Many modern fighters: F-15, F-16, F-18, F-22, F-35, Grippen, etc. can only fly Mach 1.8 because they found that most fighting is done slower than that. BVR missiles reduce the need for airplanes to perform spectacularly. The other factor is that Mach 1.8 allows for simple, fixed engine intakes, while faster requires more complex variable intakes: F-14, etc.

 

[uk 75]

Ever since their use in Vietnam there has been speculation that RPVs UAVs will take over from fighters with pilots.
While drones regularly plink our enemies in far off places we have not found it necessary to do the same to them in the air.
If anyone does do it, my money is on the Israelis. They are in a region with lots of enemy air forces and they value the lives of their own people. Avoiding IDF pilots falling into the clutches of Syria or Iran is probably worth developing UAVs.

 

[T. A. Gardner]

In World War I, the primary/ priority attribute of fighter is turn rate, better turn rate make better fighters
In World war II, fighters with better speed and acceleration are better. In short, "boom and zoom" are better than "turn and burn". Turn rate are not important Ex: P-51, P-47
In the 1960-1970s, the priority become top speed, acceleration, BVR Ex: F-4
In the 1980-1990s, there is emphasize again on Sustained turn rate, Instantaneous turn rate. Ex: F-16
so what make turn rate important again in the 1980-1990s ? why zoom and boom tactic no longer effective?

What changed is really the wrong question to ask. It's far more a matter of "What's possible with the extant technology?"

From WW 1 to today, what we've seen as the top improvement in combat aircraft is they have gotten more and more power in lighter and lighter formats. That is, the power to weight ratio has improved dramatically. In roughly a century aircraft powerplants have gone from around 100 HP to well in excess of 10,000 HP.

Turn rate is effectively limited by the amount of G's the pilot can withstand. So that's capped even if the aircraft can take far more.

Energy has always been a big issue with aircraft. With more excess energy, climb rates are better and sustained climbs can be made at steeper angles for longer periods of time. Weight and aerodynamics come next in this and a better design will retain more energy after a maneuver than one with higher drag and weight.

To the question asked, what made turn rates, and energy maneuvering top the list was the realization that in actual combat situations aircraft were going to be required more often than not, to close to visual range to confirm their target was actually an enemy aircraft. Shooting missiles off radar alone was not going to be the norm.

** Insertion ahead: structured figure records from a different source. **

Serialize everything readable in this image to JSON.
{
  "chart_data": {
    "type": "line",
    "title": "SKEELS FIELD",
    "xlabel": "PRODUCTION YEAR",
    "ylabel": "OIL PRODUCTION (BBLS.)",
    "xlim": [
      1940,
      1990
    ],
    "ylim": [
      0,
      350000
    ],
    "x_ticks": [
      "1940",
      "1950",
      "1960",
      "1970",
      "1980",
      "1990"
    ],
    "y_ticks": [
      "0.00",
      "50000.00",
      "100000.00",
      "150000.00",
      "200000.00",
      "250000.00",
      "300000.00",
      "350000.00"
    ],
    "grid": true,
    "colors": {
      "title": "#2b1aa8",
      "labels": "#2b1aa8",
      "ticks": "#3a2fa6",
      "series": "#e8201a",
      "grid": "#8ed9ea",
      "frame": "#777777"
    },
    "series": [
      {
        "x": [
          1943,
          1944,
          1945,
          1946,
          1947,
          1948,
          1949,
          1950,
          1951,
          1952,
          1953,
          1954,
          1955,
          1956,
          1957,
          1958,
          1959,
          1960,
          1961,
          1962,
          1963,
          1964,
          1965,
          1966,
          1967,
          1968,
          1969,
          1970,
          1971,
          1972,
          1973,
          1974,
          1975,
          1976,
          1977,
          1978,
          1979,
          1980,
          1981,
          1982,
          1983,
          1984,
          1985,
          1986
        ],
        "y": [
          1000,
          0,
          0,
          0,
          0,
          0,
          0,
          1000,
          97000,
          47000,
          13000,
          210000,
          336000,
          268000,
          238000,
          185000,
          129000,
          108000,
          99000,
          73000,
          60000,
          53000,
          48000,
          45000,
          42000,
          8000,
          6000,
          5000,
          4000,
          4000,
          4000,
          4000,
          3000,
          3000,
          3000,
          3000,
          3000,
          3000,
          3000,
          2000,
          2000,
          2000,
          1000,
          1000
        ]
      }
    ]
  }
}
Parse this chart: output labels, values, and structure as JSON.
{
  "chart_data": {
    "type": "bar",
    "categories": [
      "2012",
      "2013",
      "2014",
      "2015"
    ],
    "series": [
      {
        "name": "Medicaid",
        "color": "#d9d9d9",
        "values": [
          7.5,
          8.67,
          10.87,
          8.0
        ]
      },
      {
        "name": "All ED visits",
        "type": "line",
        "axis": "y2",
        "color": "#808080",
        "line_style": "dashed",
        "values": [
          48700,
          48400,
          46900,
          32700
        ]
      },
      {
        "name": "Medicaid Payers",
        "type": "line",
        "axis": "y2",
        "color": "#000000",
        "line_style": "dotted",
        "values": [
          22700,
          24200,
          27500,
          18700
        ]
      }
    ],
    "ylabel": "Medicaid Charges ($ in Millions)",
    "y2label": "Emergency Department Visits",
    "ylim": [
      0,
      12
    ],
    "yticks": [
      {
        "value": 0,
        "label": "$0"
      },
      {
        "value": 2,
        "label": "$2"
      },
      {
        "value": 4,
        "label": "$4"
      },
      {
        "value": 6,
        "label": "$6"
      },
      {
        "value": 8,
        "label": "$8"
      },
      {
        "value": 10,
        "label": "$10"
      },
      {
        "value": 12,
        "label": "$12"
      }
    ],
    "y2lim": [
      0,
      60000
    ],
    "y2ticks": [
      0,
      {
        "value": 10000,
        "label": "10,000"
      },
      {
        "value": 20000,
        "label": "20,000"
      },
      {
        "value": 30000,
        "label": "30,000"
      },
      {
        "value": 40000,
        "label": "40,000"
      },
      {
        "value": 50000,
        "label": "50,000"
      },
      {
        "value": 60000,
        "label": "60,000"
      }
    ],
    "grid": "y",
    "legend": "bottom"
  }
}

Thus, aircraft went from being long range missile armed interceptors back to being energy maneuvering fighter aircraft.

 

[CV12Hornet]

Many modern fighters: F-15, F-16, F-18, F-22, F-35, Grippen, etc. can only fly Mach 1.8 because they found that most fighting is done slower than that. BVR missiles reduce the need for airplanes to perform spectacularly. The other factor is that Mach 1.8 allows for simple, fixed engine intakes, while faster requires more complex variable intakes: F-14, etc.

Um, the F-15 has a top speed of Mach 2.5 and the F-22 can crack Mach 2 itself, though the precise top speed is heavily classified.

 

[Sundog]

Many modern fighters: F-15, F-16, F-18, F-22, F-35, Grippen, etc. can only fly Mach 1.8 because they found that most fighting is done slower than that. BVR missiles reduce the need for airplanes to perform spectacularly. The other factor is that Mach 1.8 allows for simple, fixed engine intakes, while faster requires more complex variable intakes: F-14, etc.

The Mach 1.8 limit of many of the light weight fighters was basically a result of minimizing cost while maximizing performance. You could use composites up to that point without having any heating problems and use fixed inlets to reduce weight and complexity, and hence, cost.